US Congress Chamber wants to pass law against Tiktok – threat of ban

The US House of Representatives wants to force the Chinese owner of Tiktok to sell the popular video platform by law. In the bill that the House of Congress wanted to vote on on Wednesday, the parent company Bytedance is threatened with a ban on the app in the USA if it does not sell it within 180 days. Bytedance is suspected of giving the Chinese Communist Party access to user data.

In a rare act of bipartisan unity, the anti-Tiktok legislative initiative is supported in the House of Representatives by both the dominant opposition Republicans and President Joe Biden's Democrats. The adoption of the draft by the chamber (scheduled for around 3 p.m. CET) was therefore considered certain.

However, the approval required by the Senate – the other chamber of Congress – is also uncertain. Some influential senators have spoken out against the bill. The Republican ex-president and expected renewed presidential candidate Donald Trump also opposed a Tiktok ban just this week.

The White House, however, has already announced that Biden will sign the bill when it is passed by both chambers of Congress and thus bring it into force. Beijing criticized the proposed law on Wednesday as “bullying behavior” and vaguely warned that the move would “inevitably cause trouble for the United States.”
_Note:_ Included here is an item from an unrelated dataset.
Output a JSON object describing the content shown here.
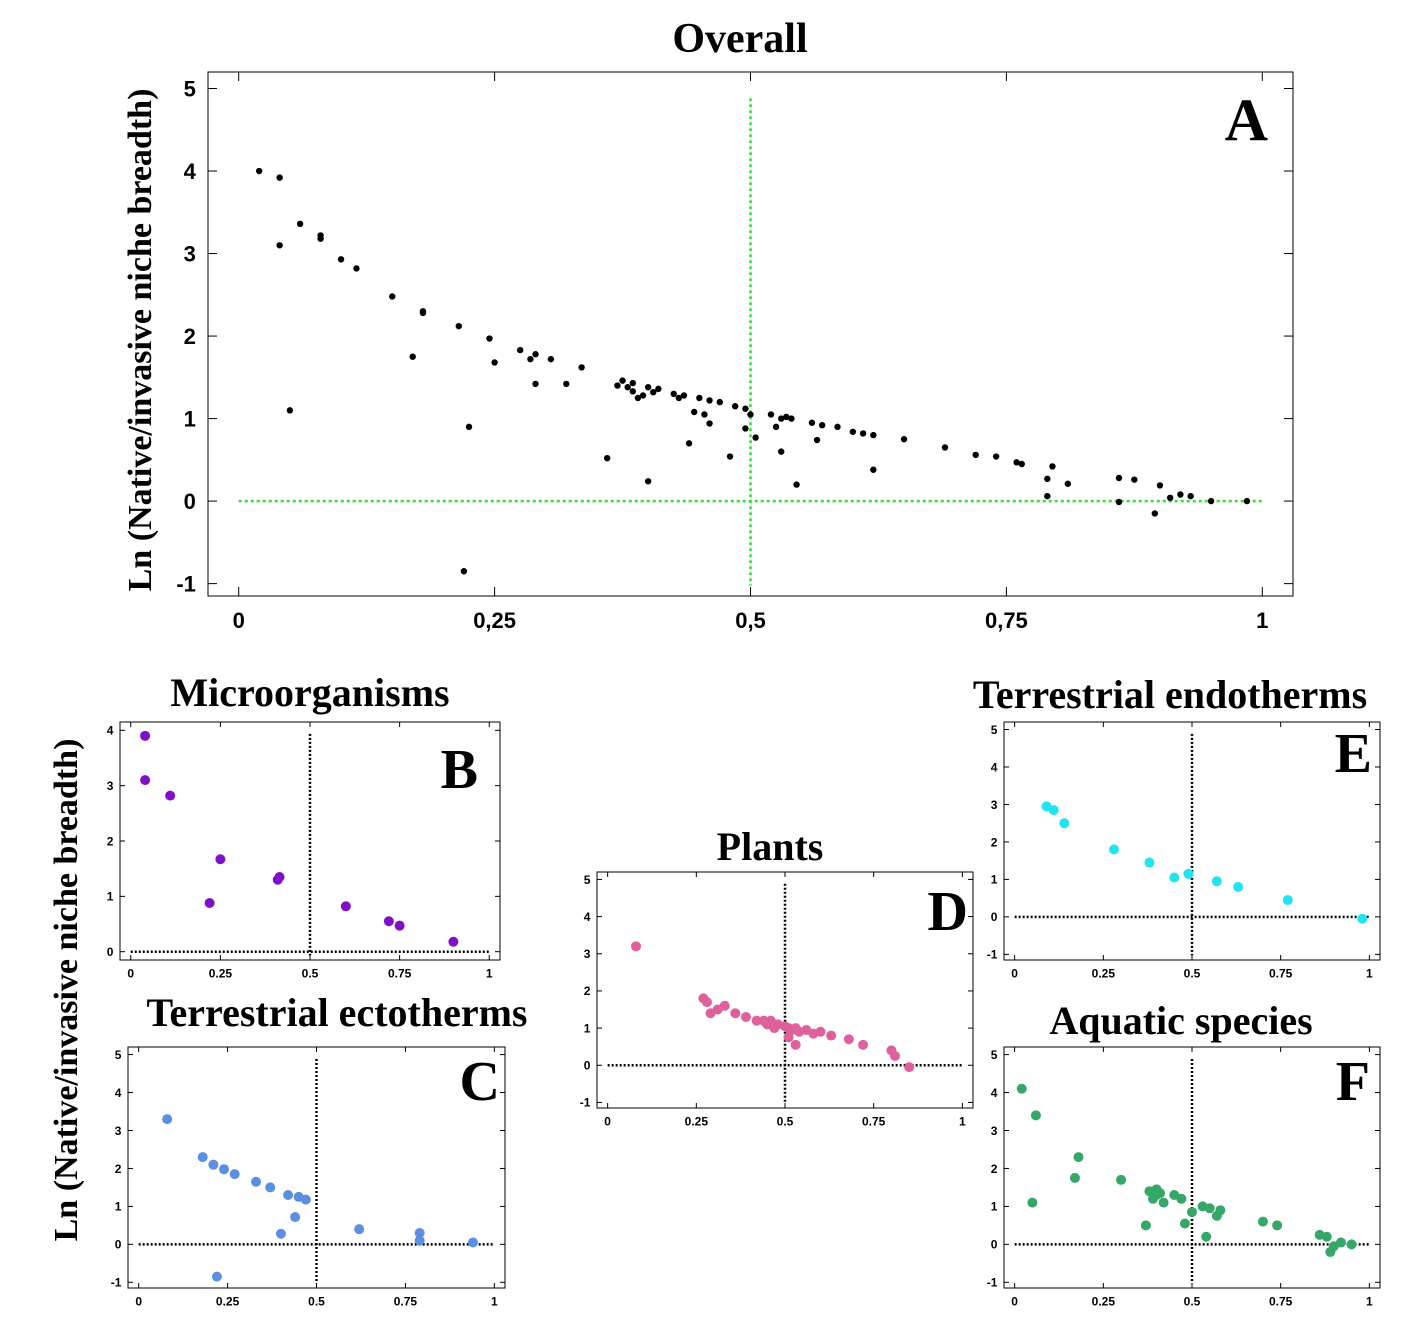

The proposed law would give the US President the authority to classify other apps as threats to national security if they are controlled by a country that the US government considers hostile.

The US federal authorities have banned Tiktok from work cell phones because of data protection concerns. However, previous initiatives to ban the app nationwide had come to nothing.
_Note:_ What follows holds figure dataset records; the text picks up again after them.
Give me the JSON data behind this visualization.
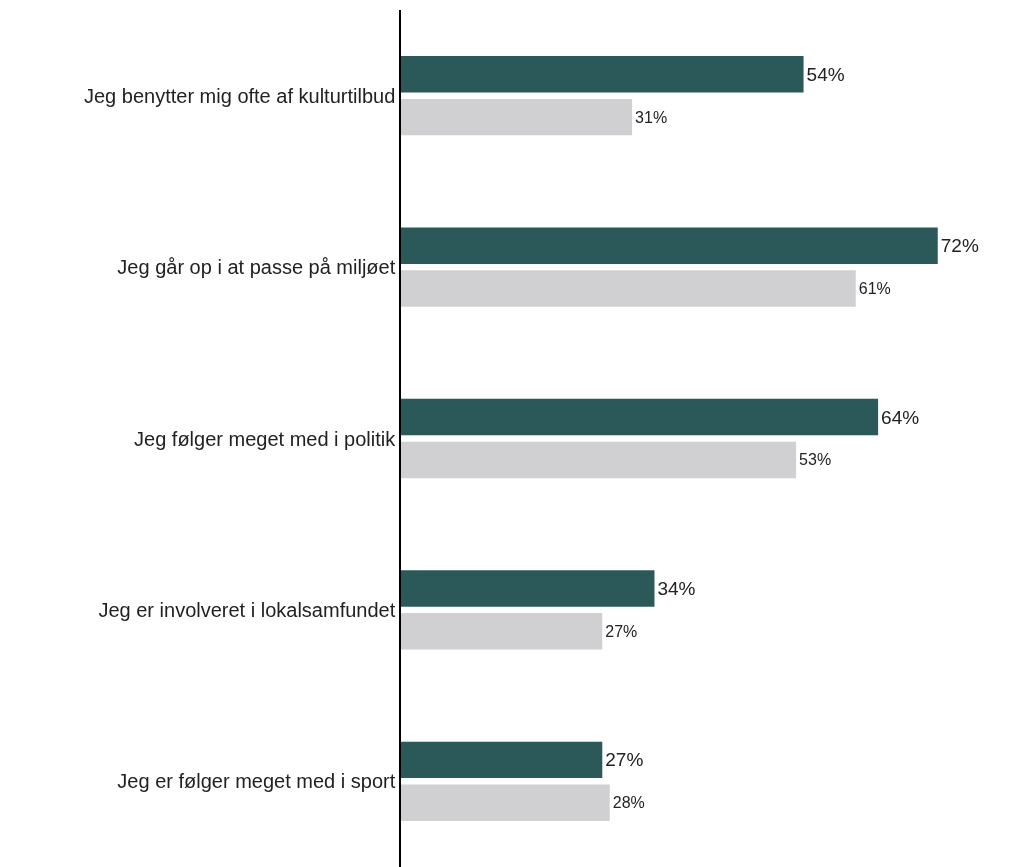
{
  "chart_data": {
    "type": "bar",
    "orientation": "horizontal",
    "categories": [
      "Jeg benytter mig ofte af kulturtilbud",
      "Jeg går op i at passe på miljøet",
      "Jeg følger meget med i politik",
      "Jeg er involveret i lokalsamfundet",
      "Jeg er følger meget med i sport"
    ],
    "series": [
      {
        "color": "#2b5858",
        "values": [
          54,
          72,
          64,
          34,
          27
        ],
        "value_labels": [
          "54%",
          "72%",
          "64%",
          "34%",
          "27%"
        ]
      },
      {
        "color": "#d0d0d2",
        "values": [
          31,
          61,
          53,
          27,
          28
        ],
        "value_labels": [
          "31%",
          "61%",
          "53%",
          "27%",
          "28%"
        ]
      }
    ],
    "tick_labels": "y"
  }
}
Biden also made his own debut just four weeks ago on the platform, which is particularly popular among young people and has around 170 million users in the USA. In a video posted by Biden's campaign team, the president spoke about the election campaign and the “Super Bowl”, the final of the US football league.
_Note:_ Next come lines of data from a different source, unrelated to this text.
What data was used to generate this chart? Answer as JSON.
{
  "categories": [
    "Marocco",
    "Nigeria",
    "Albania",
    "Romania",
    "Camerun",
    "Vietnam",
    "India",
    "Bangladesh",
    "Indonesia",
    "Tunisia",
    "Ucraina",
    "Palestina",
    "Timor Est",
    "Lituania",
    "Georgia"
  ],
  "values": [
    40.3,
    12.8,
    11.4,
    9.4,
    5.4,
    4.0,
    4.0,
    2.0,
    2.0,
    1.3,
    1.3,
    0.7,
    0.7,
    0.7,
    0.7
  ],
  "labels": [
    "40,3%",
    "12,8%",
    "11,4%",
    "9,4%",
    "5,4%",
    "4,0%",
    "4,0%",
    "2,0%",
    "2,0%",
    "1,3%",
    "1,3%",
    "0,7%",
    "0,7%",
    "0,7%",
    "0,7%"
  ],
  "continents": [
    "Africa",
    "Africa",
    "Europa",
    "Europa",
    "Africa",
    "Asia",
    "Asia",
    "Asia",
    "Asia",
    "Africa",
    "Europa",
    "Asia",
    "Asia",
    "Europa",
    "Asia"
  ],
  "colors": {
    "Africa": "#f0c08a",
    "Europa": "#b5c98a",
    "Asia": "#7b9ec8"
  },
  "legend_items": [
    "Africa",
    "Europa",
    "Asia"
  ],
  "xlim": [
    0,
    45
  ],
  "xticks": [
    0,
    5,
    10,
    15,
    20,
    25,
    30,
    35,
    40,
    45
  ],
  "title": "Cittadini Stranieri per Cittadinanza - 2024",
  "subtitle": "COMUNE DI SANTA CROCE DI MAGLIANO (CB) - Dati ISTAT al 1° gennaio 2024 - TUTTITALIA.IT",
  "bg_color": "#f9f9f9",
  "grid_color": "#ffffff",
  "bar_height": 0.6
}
According to a report in the Wall Street Journal, Bytedance saw the Biden video as a reassuring sign that Tiktok was not threatened in the USA – and was even more surprised when the legislative initiative became more concrete in the House of Representatives.

Tiktok boss Shou Zi Chew traveled to Washington and tried to prevent the draft from being passed at the last minute. “This latest legislation, rushed through with unprecedented speed and without a useful public hearing, raises serious constitutional concerns,” Tiktok executive Michael Beckerman wrote in a letter to House representatives seen by AFP.

A law passed last year in the US state of Montana to ban Tiktok was stopped by a federal court, which saw it as a possible threat to freedom of expression. Tiktok also denies any ties to the Chinese government. The company also assures that it has restructured itself so that user data remains in the USA.

Trump, meanwhile, made a 180-degree turn in his attitude towards Tiktok. During his presidency, he campaigned to take control of the app away from Bytedance. On Monday, however, he spoke on CNBC against a Tiktok ban, arguing that it would only strengthen the US online giant Meta and its founder Mark Zuckerberg.

Trump accuses Zuckerberg of being hostile to him. In the interview, the ex-president described Facebook as the “enemy of the people” – a polemical label that he often uses for media that he dislikes. At the same time, the right-wing populist denied that he had only changed his stance on Tiktok because Bytedance investor Jeff Yass supported his election campaign with donations.